Md Kamrul Hasan Chowdhury
University of New South Wales Australia, Australia
Title: Niclosamide blocks glucagon phosphorylation of serine 552 on β-catenin leading to a reduction in cyclin D1 and c-Myc expression in primary rat hepatocytes via PKA signaling
Biography
Biography: Md Kamrul Hasan Chowdhury
Abstract
Recently it has been found that glucagon is able to activate the β-catenin signaling pathway leading to increased cyclin D1 and c-Myc expression in liver. Therefore, the main aim of this study is to determine if the effect of glucagon activating β-catenin signaling leading to increased target gene expression is mediated through cAMP activation of protein kinase A. Primary rat hepatocytes were incubated with insulin, glucagon or epinephrine and a range of inhibitors of PI 3-kinase, Wnt, mitochondrial uncoupler (niclosamide) or PKA inhibitors to dissection out the pathway leading to increased serine 552 phosphorylation of β-catenin following glucagon exposure. Western blot and real-time PCR were used. In primary rat liver cells, we found that short exposure of glucagon or epinephrine caused a rapid increase in serine-552 phosphorylation on β-catenin that leads to increased cyclin D1 and c-Myc expression. Both glucose and insulin had no effect on this pathway. A range of PI 3-kinase and Wnt inhibitors were unable to block the effect of glucagon phosphorylating β-catenin.

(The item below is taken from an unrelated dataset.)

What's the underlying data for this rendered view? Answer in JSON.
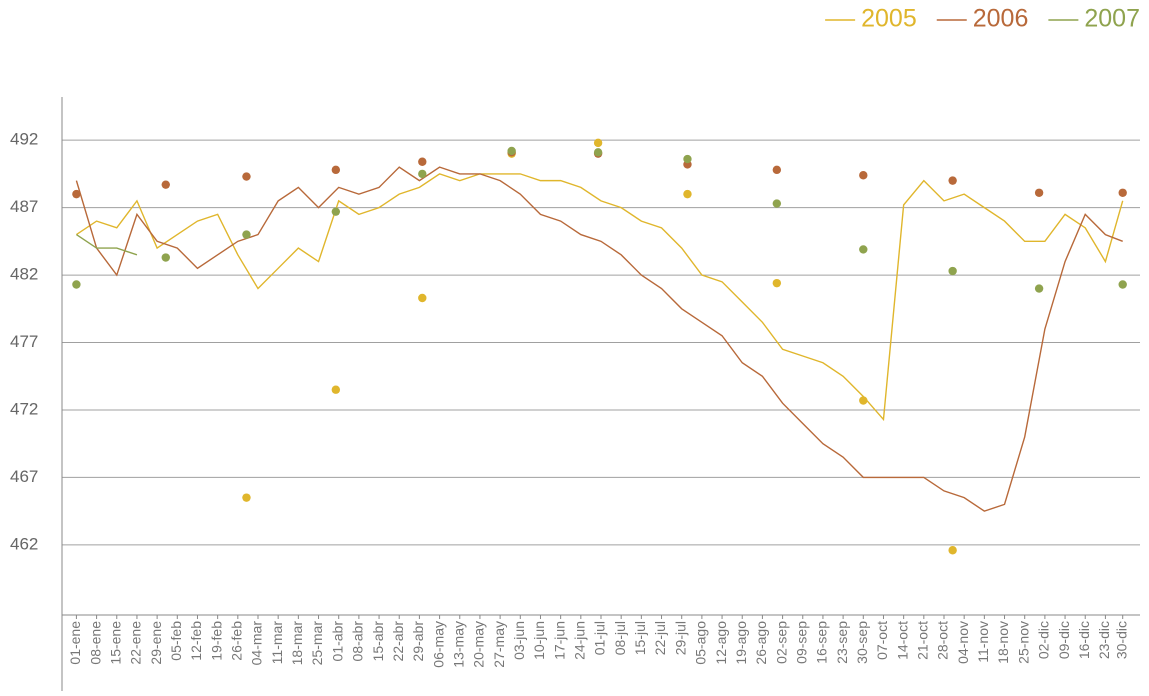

Interestingly, both niclosamide and the PKA inhibitor H89 blocked the glucagon effect on β-catenin signaling leading to a reduction in the target genes expression. We have identified a new pathway via glucagon signaling that leads to increased β-catenin activity that can be reversed with the antihelminthic drug niclosamide which has recently shown promise as a potential treatment of type-2 diabetes (T2D). This novel finding could be useful in liver cancer treatment particularly in the context of T2D with increased β-catenin activity.